Può sembrare una battuta ma è la realtà. L’UDC con un’interrogazione al Consiglio di Stato propone un aumento delle tasse.
Quindi, a sorpresa e dopo aver depositato un’iniziativa parlamentare elaborata per sgravi fiscali alle persone giuridiche e agli alti redditi, propone ora un aumento delle tasse alle persone fisiche.
Con una particolarità: basta che a pagare siano gli altri.
E gli altri in questo caso sono i lavoratori frontalieri che secondo l’UDC devono essere chiamati alla cassa per contribuire a risanare le finanze del nostro cantone.
Questo dopo che negli scorsi giorni un altro movimento propugnatore di pesanti sgravi fiscali ha chiesto di introdurre una “tassa ecologica”, da far pagare evidentemente solo ai frontalieri. Siamo sempre in clima di campagna elettorale permanente.

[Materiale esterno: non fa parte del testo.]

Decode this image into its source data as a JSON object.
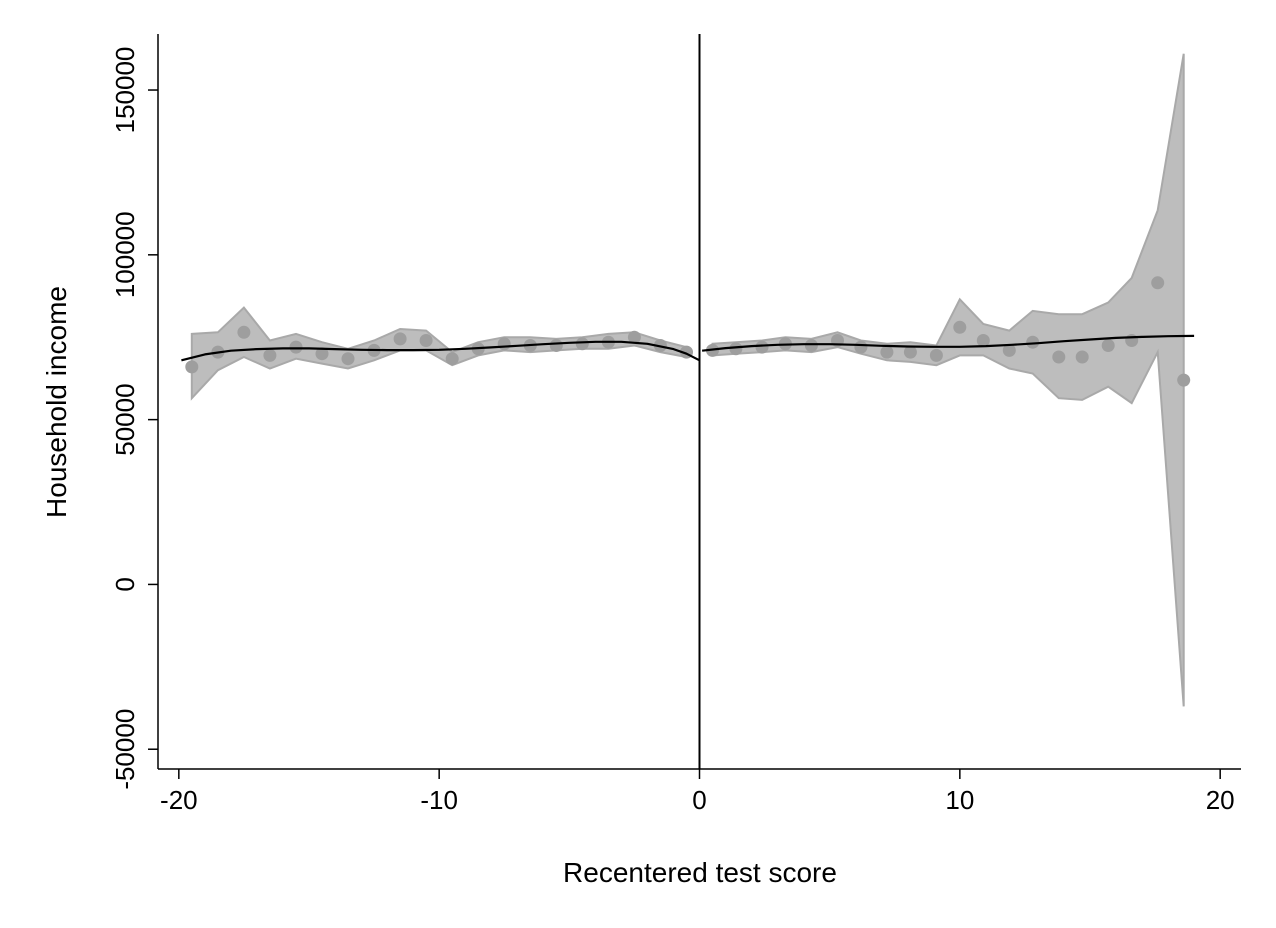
{
  "chart_data": {
    "type": "scatter",
    "xlabel": "Recentered test score",
    "ylabel": "Household income",
    "xlim": [
      -20.8,
      20.8
    ],
    "ylim": [
      -56000,
      167000
    ],
    "xticks": [
      -20,
      -10,
      0,
      10,
      20
    ],
    "yticks": [
      -50000,
      0,
      50000,
      100000,
      150000
    ],
    "xtick_labels": [
      "-20",
      "-10",
      "0",
      "10",
      "20"
    ],
    "ytick_labels": [
      "-50000",
      "0",
      "50000",
      "100000",
      "150000"
    ],
    "cutoff": 0,
    "grid": false,
    "legend": "none",
    "colors": {
      "band": "#bdbdbd",
      "band_edge": "#a9a9a9",
      "points": "#9e9e9e",
      "fit": "#000000",
      "axis": "#000000"
    },
    "points": [
      {
        "x": -19.5,
        "y": 66000
      },
      {
        "x": -18.5,
        "y": 70500
      },
      {
        "x": -17.5,
        "y": 76500
      },
      {
        "x": -16.5,
        "y": 69500
      },
      {
        "x": -15.5,
        "y": 72000
      },
      {
        "x": -14.5,
        "y": 70000
      },
      {
        "x": -13.5,
        "y": 68500
      },
      {
        "x": -12.5,
        "y": 71000
      },
      {
        "x": -11.5,
        "y": 74500
      },
      {
        "x": -10.5,
        "y": 74000
      },
      {
        "x": -9.5,
        "y": 68500
      },
      {
        "x": -8.5,
        "y": 71500
      },
      {
        "x": -7.5,
        "y": 73000
      },
      {
        "x": -6.5,
        "y": 72500
      },
      {
        "x": -5.5,
        "y": 72500
      },
      {
        "x": -4.5,
        "y": 73000
      },
      {
        "x": -3.5,
        "y": 73500
      },
      {
        "x": -2.5,
        "y": 75000
      },
      {
        "x": -1.5,
        "y": 72500
      },
      {
        "x": -0.5,
        "y": 70500
      },
      {
        "x": 0.5,
        "y": 71000
      },
      {
        "x": 1.4,
        "y": 71500
      },
      {
        "x": 2.4,
        "y": 72000
      },
      {
        "x": 3.3,
        "y": 73000
      },
      {
        "x": 4.3,
        "y": 72500
      },
      {
        "x": 5.3,
        "y": 74000
      },
      {
        "x": 6.2,
        "y": 72000
      },
      {
        "x": 7.2,
        "y": 70500
      },
      {
        "x": 8.1,
        "y": 70500
      },
      {
        "x": 9.1,
        "y": 69500
      },
      {
        "x": 10.0,
        "y": 78000
      },
      {
        "x": 10.9,
        "y": 74000
      },
      {
        "x": 11.9,
        "y": 71000
      },
      {
        "x": 12.8,
        "y": 73500
      },
      {
        "x": 13.8,
        "y": 69000
      },
      {
        "x": 14.7,
        "y": 69000
      },
      {
        "x": 15.7,
        "y": 72500
      },
      {
        "x": 16.6,
        "y": 74000
      },
      {
        "x": 17.6,
        "y": 91500
      },
      {
        "x": 18.6,
        "y": 62000
      }
    ],
    "ci_band_left": [
      {
        "x": -19.5,
        "lo": 56500,
        "hi": 76000
      },
      {
        "x": -18.5,
        "lo": 65000,
        "hi": 76500
      },
      {
        "x": -17.5,
        "lo": 69000,
        "hi": 84000
      },
      {
        "x": -16.5,
        "lo": 65500,
        "hi": 74000
      },
      {
        "x": -15.5,
        "lo": 68500,
        "hi": 76000
      },
      {
        "x": -14.5,
        "lo": 67000,
        "hi": 73500
      },
      {
        "x": -13.5,
        "lo": 65500,
        "hi": 71500
      },
      {
        "x": -12.5,
        "lo": 68000,
        "hi": 74000
      },
      {
        "x": -11.5,
        "lo": 71000,
        "hi": 77500
      },
      {
        "x": -10.5,
        "lo": 71000,
        "hi": 77000
      },
      {
        "x": -9.5,
        "lo": 66500,
        "hi": 70500
      },
      {
        "x": -8.5,
        "lo": 69500,
        "hi": 73500
      },
      {
        "x": -7.5,
        "lo": 71000,
        "hi": 75000
      },
      {
        "x": -6.5,
        "lo": 70500,
        "hi": 75000
      },
      {
        "x": -5.5,
        "lo": 71000,
        "hi": 74500
      },
      {
        "x": -4.5,
        "lo": 71500,
        "hi": 75000
      },
      {
        "x": -3.5,
        "lo": 71500,
        "hi": 76000
      },
      {
        "x": -2.5,
        "lo": 72500,
        "hi": 76500
      },
      {
        "x": -1.5,
        "lo": 70500,
        "hi": 74000
      },
      {
        "x": -0.5,
        "lo": 69000,
        "hi": 72000
      }
    ],
    "ci_band_right": [
      {
        "x": 0.5,
        "lo": 69500,
        "hi": 73000
      },
      {
        "x": 1.4,
        "lo": 70000,
        "hi": 73500
      },
      {
        "x": 2.4,
        "lo": 70500,
        "hi": 74000
      },
      {
        "x": 3.3,
        "lo": 71000,
        "hi": 75000
      },
      {
        "x": 4.3,
        "lo": 70500,
        "hi": 74500
      },
      {
        "x": 5.3,
        "lo": 72000,
        "hi": 76500
      },
      {
        "x": 6.2,
        "lo": 70000,
        "hi": 74000
      },
      {
        "x": 7.2,
        "lo": 68000,
        "hi": 73000
      },
      {
        "x": 8.1,
        "lo": 67500,
        "hi": 73500
      },
      {
        "x": 9.1,
        "lo": 66500,
        "hi": 72500
      },
      {
        "x": 10.0,
        "lo": 69500,
        "hi": 86500
      },
      {
        "x": 10.9,
        "lo": 69500,
        "hi": 79000
      },
      {
        "x": 11.9,
        "lo": 65500,
        "hi": 77000
      },
      {
        "x": 12.8,
        "lo": 64000,
        "hi": 83000
      },
      {
        "x": 13.8,
        "lo": 56500,
        "hi": 82000
      },
      {
        "x": 14.7,
        "lo": 56000,
        "hi": 82000
      },
      {
        "x": 15.7,
        "lo": 60000,
        "hi": 85500
      },
      {
        "x": 16.6,
        "lo": 55000,
        "hi": 93000
      },
      {
        "x": 17.6,
        "lo": 70500,
        "hi": 113500
      },
      {
        "x": 18.6,
        "lo": -37000,
        "hi": 161000
      }
    ],
    "fit_left": [
      {
        "x": -19.9,
        "y": 68000
      },
      {
        "x": -19.0,
        "y": 69800
      },
      {
        "x": -18.0,
        "y": 70900
      },
      {
        "x": -17.0,
        "y": 71400
      },
      {
        "x": -16.0,
        "y": 71600
      },
      {
        "x": -15.0,
        "y": 71600
      },
      {
        "x": -14.0,
        "y": 71400
      },
      {
        "x": -13.0,
        "y": 71200
      },
      {
        "x": -12.0,
        "y": 71100
      },
      {
        "x": -11.0,
        "y": 71100
      },
      {
        "x": -10.0,
        "y": 71200
      },
      {
        "x": -9.0,
        "y": 71500
      },
      {
        "x": -8.0,
        "y": 71900
      },
      {
        "x": -7.0,
        "y": 72400
      },
      {
        "x": -6.0,
        "y": 72900
      },
      {
        "x": -5.0,
        "y": 73300
      },
      {
        "x": -4.0,
        "y": 73600
      },
      {
        "x": -3.0,
        "y": 73600
      },
      {
        "x": -2.0,
        "y": 73000
      },
      {
        "x": -1.0,
        "y": 71400
      },
      {
        "x": -0.5,
        "y": 70000
      },
      {
        "x": 0.0,
        "y": 68000
      }
    ],
    "fit_right": [
      {
        "x": 0.1,
        "y": 70900
      },
      {
        "x": 1.0,
        "y": 71700
      },
      {
        "x": 2.0,
        "y": 72300
      },
      {
        "x": 3.0,
        "y": 72700
      },
      {
        "x": 4.0,
        "y": 72900
      },
      {
        "x": 5.0,
        "y": 72900
      },
      {
        "x": 6.0,
        "y": 72700
      },
      {
        "x": 7.0,
        "y": 72400
      },
      {
        "x": 8.0,
        "y": 72200
      },
      {
        "x": 9.0,
        "y": 72100
      },
      {
        "x": 10.0,
        "y": 72100
      },
      {
        "x": 11.0,
        "y": 72300
      },
      {
        "x": 12.0,
        "y": 72700
      },
      {
        "x": 13.0,
        "y": 73200
      },
      {
        "x": 14.0,
        "y": 73800
      },
      {
        "x": 15.0,
        "y": 74300
      },
      {
        "x": 16.0,
        "y": 74800
      },
      {
        "x": 17.0,
        "y": 75100
      },
      {
        "x": 18.0,
        "y": 75300
      },
      {
        "x": 19.0,
        "y": 75400
      }
    ]
  }
}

La realtà è che dobbiamo veramente preoccuparci della situazione finanziaria del nostro cantone e trovare da una parte dove si può risparmiare e, dall’altra, dove ci possono esser margini per nuove entrate.
Questo però in un clima di dibattito serio e con proposte che siano realizzabili. È quindi ipotizzabile anche un aumento del carico fiscale.
Sono sicuramente favorevole ad un aumento del contributo fiscale a carico dei così detti “globalismi” proposto dalla Lega, ma che riprende indicazione già seguite a livello nazionale e che lo stesso dipartimento delle finanze intende incrementare, con un ritmo però forse troppo lento.
Si può anche discutere sull’apporto fiscale che danno i frontalieri, ricordandoci però che la maggioranza di essi ha dei salari mensili che variano tra i 2’500.- e i 3’500.- franchi.
Bisogna però forse soprattutto abbandonare per il momento ogni idea di ulteriori sgravi fiscali e cercare soluzioni che non seguano solo il desiderio di fare sensazione.
Questi io credo siano i presupposti per un dibattito serio e necessario se abbiamo veramente a cuore il futuro del nostro cantone.